De oude rechercheur glimlachte.
‘Wij zijn nieuwsgierig.’
Van Waalwijk gebaarde voor zich uit.
‘Wanneer Betsy tijdens onze gesprekken opmerkelijke uitspraken had gedaan, dan was ik wel naar de Warmoesstraat gekomen.’
Hij zweeg even.
‘U beiden,’ ging hij verder, ‘hebt geluk dat u mij thuis treft. Normaal ben ik om deze klok op kantoor. Ik heb een paar dagen vrij genomen omdat ik Betsy in deze moeilijke periode wil bijstaan.’
Hij deed een stap opzij.
‘Komt u binnen.’
Toen De Cock en Vledder hem voorbij waren gestapt, deed hij de deur achter zich dicht en ging de rechercheurs daarna voor naar een weelderig ingerichte woonkamer.
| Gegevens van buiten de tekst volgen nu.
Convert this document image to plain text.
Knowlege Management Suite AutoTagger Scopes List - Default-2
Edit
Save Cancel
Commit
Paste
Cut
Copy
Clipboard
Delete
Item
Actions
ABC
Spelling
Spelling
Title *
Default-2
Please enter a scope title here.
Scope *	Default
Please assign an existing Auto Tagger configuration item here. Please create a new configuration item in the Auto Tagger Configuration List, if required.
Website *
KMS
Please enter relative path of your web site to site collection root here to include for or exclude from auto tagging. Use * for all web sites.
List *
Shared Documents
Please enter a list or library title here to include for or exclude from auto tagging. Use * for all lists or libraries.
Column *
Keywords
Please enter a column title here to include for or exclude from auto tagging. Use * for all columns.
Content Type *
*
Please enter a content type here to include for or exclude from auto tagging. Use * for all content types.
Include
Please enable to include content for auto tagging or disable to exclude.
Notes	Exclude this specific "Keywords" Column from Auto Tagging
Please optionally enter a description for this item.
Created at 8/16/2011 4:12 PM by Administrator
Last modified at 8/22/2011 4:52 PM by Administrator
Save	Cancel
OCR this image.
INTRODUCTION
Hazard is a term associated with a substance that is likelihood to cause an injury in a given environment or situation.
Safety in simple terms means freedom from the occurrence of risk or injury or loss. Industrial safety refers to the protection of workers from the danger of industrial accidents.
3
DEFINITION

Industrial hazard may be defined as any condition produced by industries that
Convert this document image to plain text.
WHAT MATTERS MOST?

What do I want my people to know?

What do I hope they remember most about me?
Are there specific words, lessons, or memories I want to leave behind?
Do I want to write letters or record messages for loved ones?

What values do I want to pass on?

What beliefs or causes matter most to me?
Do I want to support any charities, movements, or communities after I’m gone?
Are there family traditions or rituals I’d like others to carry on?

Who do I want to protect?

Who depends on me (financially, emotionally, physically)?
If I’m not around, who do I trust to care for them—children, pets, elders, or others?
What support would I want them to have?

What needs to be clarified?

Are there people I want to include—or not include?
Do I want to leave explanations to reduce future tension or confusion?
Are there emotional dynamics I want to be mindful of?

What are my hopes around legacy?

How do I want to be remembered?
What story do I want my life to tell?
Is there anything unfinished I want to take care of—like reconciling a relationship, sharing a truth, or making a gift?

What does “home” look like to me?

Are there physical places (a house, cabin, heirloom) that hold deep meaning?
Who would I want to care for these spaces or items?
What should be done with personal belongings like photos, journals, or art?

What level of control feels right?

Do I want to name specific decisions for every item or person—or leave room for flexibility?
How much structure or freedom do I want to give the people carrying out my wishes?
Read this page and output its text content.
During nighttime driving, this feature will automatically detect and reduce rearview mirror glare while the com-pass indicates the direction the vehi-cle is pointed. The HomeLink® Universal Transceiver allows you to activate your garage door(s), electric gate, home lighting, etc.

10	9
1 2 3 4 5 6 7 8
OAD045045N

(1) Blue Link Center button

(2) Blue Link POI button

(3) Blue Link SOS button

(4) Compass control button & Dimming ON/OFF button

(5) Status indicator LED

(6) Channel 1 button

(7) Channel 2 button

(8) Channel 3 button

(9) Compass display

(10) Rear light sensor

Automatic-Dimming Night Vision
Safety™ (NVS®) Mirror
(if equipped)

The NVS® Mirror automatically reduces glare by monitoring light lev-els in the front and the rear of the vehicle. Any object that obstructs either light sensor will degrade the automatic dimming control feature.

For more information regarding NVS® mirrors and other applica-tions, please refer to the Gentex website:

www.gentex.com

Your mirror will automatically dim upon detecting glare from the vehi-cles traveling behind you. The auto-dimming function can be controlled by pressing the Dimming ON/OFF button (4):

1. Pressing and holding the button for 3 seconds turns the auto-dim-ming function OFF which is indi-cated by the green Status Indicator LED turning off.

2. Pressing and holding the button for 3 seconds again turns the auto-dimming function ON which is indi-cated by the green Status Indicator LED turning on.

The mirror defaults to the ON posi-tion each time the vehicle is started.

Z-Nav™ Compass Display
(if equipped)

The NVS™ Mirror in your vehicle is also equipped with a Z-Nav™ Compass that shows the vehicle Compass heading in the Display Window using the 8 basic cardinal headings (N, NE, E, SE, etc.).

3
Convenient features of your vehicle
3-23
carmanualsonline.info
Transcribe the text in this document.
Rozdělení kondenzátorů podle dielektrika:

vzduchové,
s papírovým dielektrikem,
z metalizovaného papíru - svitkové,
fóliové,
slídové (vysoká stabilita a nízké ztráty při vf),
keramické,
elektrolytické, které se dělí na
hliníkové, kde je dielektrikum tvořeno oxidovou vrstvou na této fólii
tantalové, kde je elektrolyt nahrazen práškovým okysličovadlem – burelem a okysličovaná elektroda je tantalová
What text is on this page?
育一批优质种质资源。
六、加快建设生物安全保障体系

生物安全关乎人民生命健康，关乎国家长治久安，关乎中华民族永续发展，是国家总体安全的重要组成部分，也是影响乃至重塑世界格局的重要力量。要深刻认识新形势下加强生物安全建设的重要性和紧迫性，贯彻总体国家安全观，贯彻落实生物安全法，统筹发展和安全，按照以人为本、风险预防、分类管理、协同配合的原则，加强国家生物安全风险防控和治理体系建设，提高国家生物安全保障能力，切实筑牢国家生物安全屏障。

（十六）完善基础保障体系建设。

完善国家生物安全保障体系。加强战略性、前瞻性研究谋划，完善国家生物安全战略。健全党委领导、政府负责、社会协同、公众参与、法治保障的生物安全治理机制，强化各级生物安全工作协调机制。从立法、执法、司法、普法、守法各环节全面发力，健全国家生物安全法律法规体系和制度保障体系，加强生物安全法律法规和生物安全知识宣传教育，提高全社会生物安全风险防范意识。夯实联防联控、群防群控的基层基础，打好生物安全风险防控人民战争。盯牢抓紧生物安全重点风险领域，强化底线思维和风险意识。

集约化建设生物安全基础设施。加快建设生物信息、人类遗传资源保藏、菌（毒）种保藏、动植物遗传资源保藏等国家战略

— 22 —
Van Waalwijk wees naar een viertal pompeuze lederen fauteuils om een glimmende ronde teakhouten tafel.
‘Neemt u plaats.’
Hij glimlachte.
‘De inrichting van dit vertrek is niet van mij,’ sprak hij verontschuldigend. ‘Ook niet mijn smaak. Ik bewoon dit perceelgedeelte op verzoek van een van mijn directeuren die vrijwel permanent in het buitenland vertoeft. Ik ben half huurder, half oppasser.’
De Cock liet zich net als Vledder in een van de fauteuils zakken. De oude rechercheur legde zijn oude hoedje naast zich op het tapijt en voelde aan de armleuningen.
‘Het zit wel comfortabel,’ gniffelde hij.
Van Waalwijk nam tegenover hen plaats.
‘Betsy is erg timide,’ rapporteerde hij. ‘Diepbedroefd. De gewelddadige dood van haar man heeft haar sterk aangegrepen.